The development of our great country would be actualized through great sacrifice. The future of our nation on earth would require our resilience more so than ever before, and demands commitment in all endeavours.
The habit of slothful performance of duties – both in the public and private spheres should be discarded in favour of a disciplined approach to duty. Success is earned and we must justify our right to greatness by individually engaging in productive activity with a sense of responsibility and dedication.
We must extol the principles of respect for elders, preserving the dignity of our womenfolk, taking responsibility for our actions, engaging in communal gatherings to deliberate on issues affecting our communities.
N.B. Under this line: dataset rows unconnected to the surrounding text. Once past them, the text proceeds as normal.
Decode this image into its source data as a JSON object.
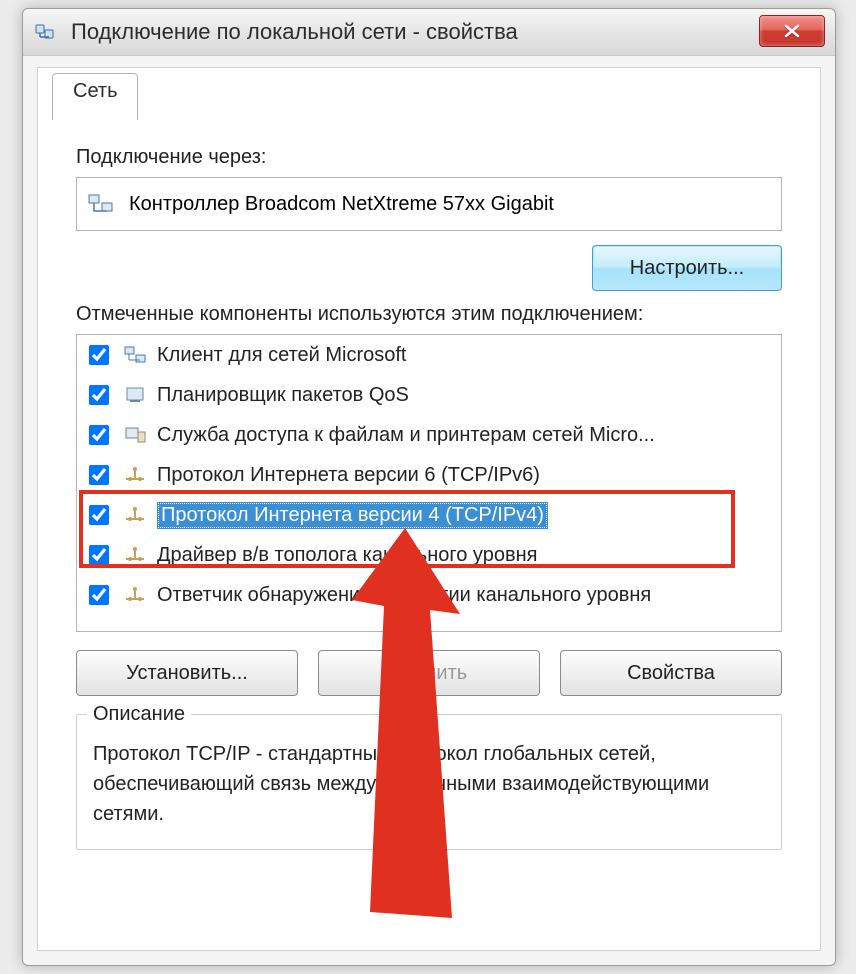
{
  "window_title": "Подключение по локальной сети - свойства",
  "tab_label": "Сеть",
  "connect_via_label": "Подключение через:",
  "device_name": "Контроллер Broadcom NetXtreme 57xx Gigabit",
  "configure_button": "Настроить...",
  "components_label": "Отмеченные компоненты используются этим подключением:",
  "items": [
    {
      "label": "Клиент для сетей Microsoft",
      "checked": true,
      "selected": false,
      "icon": "client"
    },
    {
      "label": "Планировщик пакетов QoS",
      "checked": true,
      "selected": false,
      "icon": "qos"
    },
    {
      "label": "Служба доступа к файлам и принтерам сетей Micro...",
      "checked": true,
      "selected": false,
      "icon": "share"
    },
    {
      "label": "Протокол Интернета версии 6 (TCP/IPv6)",
      "checked": true,
      "selected": false,
      "icon": "proto"
    },
    {
      "label": "Протокол Интернета версии 4 (TCP/IPv4)",
      "checked": true,
      "selected": true,
      "icon": "proto"
    },
    {
      "label": "Драйвер в/в тополога канального уровня",
      "checked": true,
      "selected": false,
      "icon": "proto"
    },
    {
      "label": "Ответчик обнаружения топологии канального уровня",
      "checked": true,
      "selected": false,
      "icon": "proto"
    }
  ],
  "install_button": "Установить...",
  "remove_button": "Удалить",
  "properties_button": "Свойства",
  "description_legend": "Описание",
  "description_text": "Протокол TCP/IP - стандартный протокол глобальных сетей, обеспечивающий связь между различными взаимодействующими сетями."
}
Nurturing the younger generation to understand and appreciate the dictates of family values and hard work, imbibing in all Sierra Leoneans a sense of belonging and mutual respect for each other; and consolidating brotherliness through inter-ethnic interactions, particularly marriage.
The sustenance of these values would keep alive the needed passion for bringing positive change to the country. It would also serve as a genuine base for the grooming of future leaders who would be mindful of how their decisions influence the collective.
Sierra Leoneans are known for their affinity to the divine and their belief in a supernatural God. However, this religious nature has not been converted into moral soundness for many. It is widely expected that a God fearing citizen would be diligent and mindful of their moral obligations in their public stations, managing the resource base of the nation and provide quality leadership.
It is leadership rooted on strong moral virtues that Sierra Leone needs. It is this leadership that we desire and deserve – leadership rooted in reverence for the Almighty, and a strong passion for attending to the needs of the people.
Therefore, individually we must change from complacency towards religious and moral virtues, and engage in sincere communion with our creator to draw strength for the journey towards national development.
As we join hands in unity at this Christmas festive season and look forward to 2012, let us be determined to change our attitudes in the various facets of life we may find ourselves. We shall become one people, one nation, guided by God in a country where peace and justice reigns.
Have a merry Christmas and a happy and prosperous New Year!